Each image here has been reduced to 290x225 to improve load-time, but each
is linked to their 640x480 original. If you have the time I suggest you check
them out. They are quite impressive. On the left you will see the original image,
just as it was taken. To the right, the image as it was adjusted in Photoshop.
There are some purists who don't think you should change a photo, but that is
not a debate I care anything about. In many cases this is about personal preference.
A good picture and an excellent place to dine, The
Pullman Restaurant. Took this image at about 4:30 in the afternoon.
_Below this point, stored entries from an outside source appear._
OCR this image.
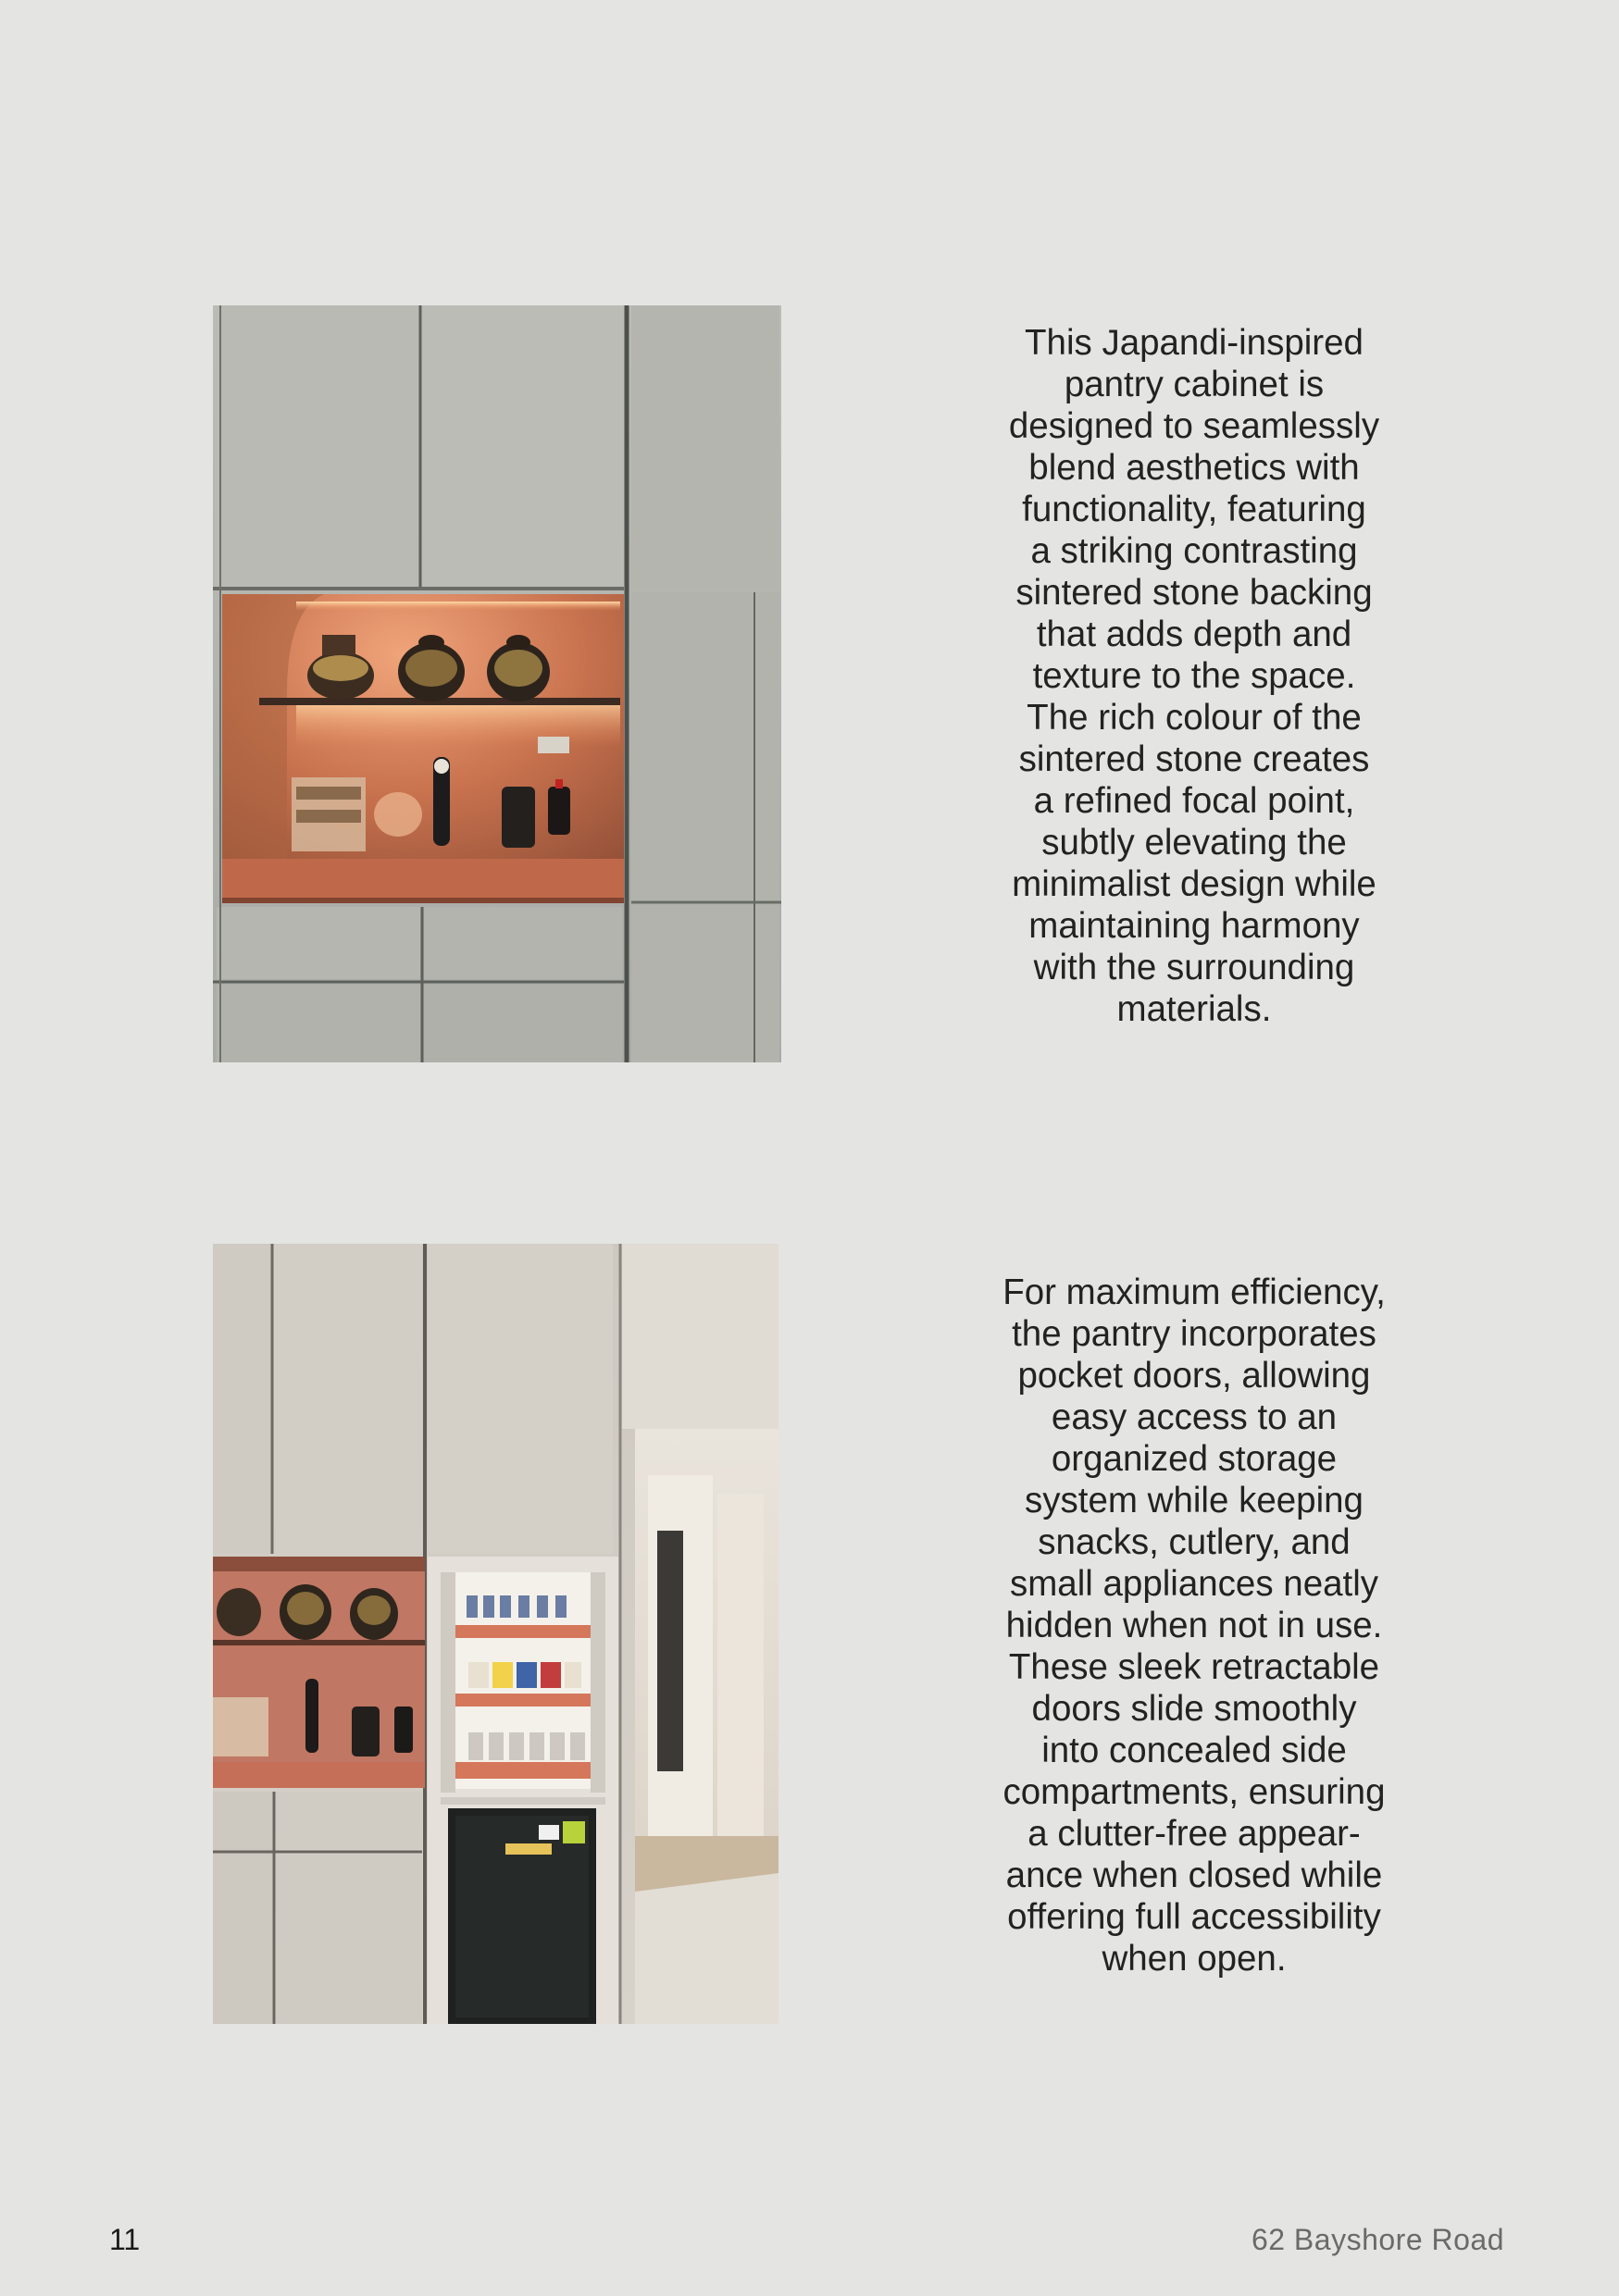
This Japandi-inspired
pantry cabinet is
designed to seamlessly
blend aesthetics with
functionality, featuring
a striking contrasting
sintered stone backing
that adds depth and
texture to the space.
The rich colour of the
sintered stone creates
a refined focal point,
subtly elevating the
minimalist design while
maintaining harmony
with the surrounding
materials.

For maximum efficiency,
the pantry incorporates
pocket doors, allowing
easy access to an
organized storage
system while keeping
snacks, cutlery, and
small appliances neatly
hidden when not in use.
These sleek retractable
doors slide smoothly
into concealed side
compartments, ensuring
a clutter-free appear-
ance when closed while
offering full accessibility
when open.

11	62 Bayshore Road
Simply
adjusted the curves and the color levels to bring out more of the reds, yellows
and browns of the building. As I mentioned earlier, the E2 has a tendency to
"cool" the images. I don't think you can dispute that the image
actually looks warmer and it only took about 2 minutes to make the change. With
a little extra time I could also improve the look of the sky by toning it down.
The Pullman use to be part of the train station. Back when the rails were the
only way to get from city to city, this was quite the happening place. Behind
the Pullman is the actual railroad (still in use). There is an old iron foot
bridge you can use to get from one side of the tracks to the other. What I did
with this image is use the color level settings to bring out a little more blue
in the sky, bring out the reds and browns of the woods, and enhance the green
paint of the bridge. By working with the curves, I was also able to enhance
and bring out the shadows.
I was walking by a cute little shop on Beverly Street (the old main street)
and I just had to catch her with my E2. It isn't a bad shot without any editing,
but I wanted to bring out a little more of her yellow and red colors. Also,
just by making some simple color adjustments, I was able to give her tail feathers
a little more depth. Wonder where they get the term hen-pecked?
While continuing my walk down Beverly street, I ran across this staircase behind
an old wooden door with a very dirty window and very little light. I adjusted
the E2 setting to "Lighten" before taking the shot through the window.
When editing I adjusted the curves to tone down the brightness and then used
my color levels to bring out the natural colors of the wood. Not bad huh?